Rob Dykstra, the chair of the journalism department at Langara, says it doesn't surprise him that Vancouver media respond to animal stories because animals live everywhere on our doorsteps.

"We go back into the mountains so we get bears and cougars descending down upon us," Dykstra says. "We've got whales next to us in the ocean. I think the whole idea of wildlife is very prevalent here, and because of that it's very much in our consciousness. And because of our wild image and our frequent contacts and preoccupation, to some extent, with wild animals, whenever an animal is in distress, there's kind of a conflict presented.

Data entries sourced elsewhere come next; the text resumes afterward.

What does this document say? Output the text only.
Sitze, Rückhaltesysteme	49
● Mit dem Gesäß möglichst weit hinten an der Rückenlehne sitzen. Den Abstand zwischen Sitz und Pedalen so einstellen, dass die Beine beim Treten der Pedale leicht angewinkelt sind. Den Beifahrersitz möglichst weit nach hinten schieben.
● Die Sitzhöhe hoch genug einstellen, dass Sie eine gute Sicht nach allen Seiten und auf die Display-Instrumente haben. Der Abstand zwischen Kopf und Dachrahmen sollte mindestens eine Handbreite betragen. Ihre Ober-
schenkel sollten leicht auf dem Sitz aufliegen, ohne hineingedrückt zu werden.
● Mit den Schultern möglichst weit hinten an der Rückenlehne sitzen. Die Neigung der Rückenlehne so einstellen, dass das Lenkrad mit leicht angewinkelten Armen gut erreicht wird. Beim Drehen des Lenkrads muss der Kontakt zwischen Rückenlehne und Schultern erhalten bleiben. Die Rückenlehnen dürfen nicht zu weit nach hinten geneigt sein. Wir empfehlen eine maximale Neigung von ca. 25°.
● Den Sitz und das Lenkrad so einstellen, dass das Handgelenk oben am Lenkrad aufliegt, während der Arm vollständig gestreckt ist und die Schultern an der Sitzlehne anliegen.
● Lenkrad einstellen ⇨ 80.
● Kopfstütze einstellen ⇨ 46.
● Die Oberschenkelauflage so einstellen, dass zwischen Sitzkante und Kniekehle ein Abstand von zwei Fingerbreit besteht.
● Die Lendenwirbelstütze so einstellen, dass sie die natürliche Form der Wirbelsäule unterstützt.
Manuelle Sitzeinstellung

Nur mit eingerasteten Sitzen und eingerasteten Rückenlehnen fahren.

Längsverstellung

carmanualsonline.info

So when you have that conflict, you have a story."

Mark Miller, a documentary filmmaker for Discovery Channel and Animal Planet, agrees.

"In what other big city in Canada do people live with back fences that back right onto a park?" he says. "We're in the faces of animals all the time. And as a result of that interface and sometimes conflict, they're a major part of the fabric of our community."

Of small communities too, Miller adds, but in those communities the ethos is different. Animals aren't sentimentalized in such places; they're used and, in some cases, abused.

But that doesn't explain the apathy of such places as Toronto. Woodyer offers this explanation: "I think that in Toronto and Montreal, there is such a strong focus on money that that supersedes everything, including the suffering of animals."

SPIRITUALITY

But of everyone interviewed for this piece, it was only Mark Wexler, a professor of ethics at Simon Fraser University, who was prepared to provide anything close to answers.

He explains our fascination and forwardness with animals as an expression of spirituality in an environment where organized religion holds much less sway than it does in other parts of the world.

"Here in Vancouver, for whatever reason, we have less formal religion and more spirituality, particularly around the reverence of nature," he says. "In other words, we're friendly towards nature and we're friendly towards animals.

"This is not to say people who belong to formal religions don't have pets and aren't nice to them. But they have an outlet for that spirituality in their church. That is the way they outlet their spirituality."

Here and in other cities in Cascadia, specifically Seattle and Portland he says, it's in a reverence for nature that we express our spirituality.

"We see in animals and in the way we treat them a perception of our own loving kindness."

And this is particularly true in cities, Wexler says. "The more you're cut off from [animals], the more you see them as an attachment to nature and the land.

"If we were farmers, we wouldn't support cruelty to animals, but we'd have a different tolerance of it. As urban people we have a lower tolerance for cruelty because we beatify nature, and animals become a target of that beatification."

Also, because animals never deserve the ill treatment they receive, they are easy to politicize, Wexler says. "They represent a very clear notion of what's good and what's evil. The evil being that animals don't have control over their destiny, but we do."

Finally, animal issues are fairly easy to resolve legislatively, he says.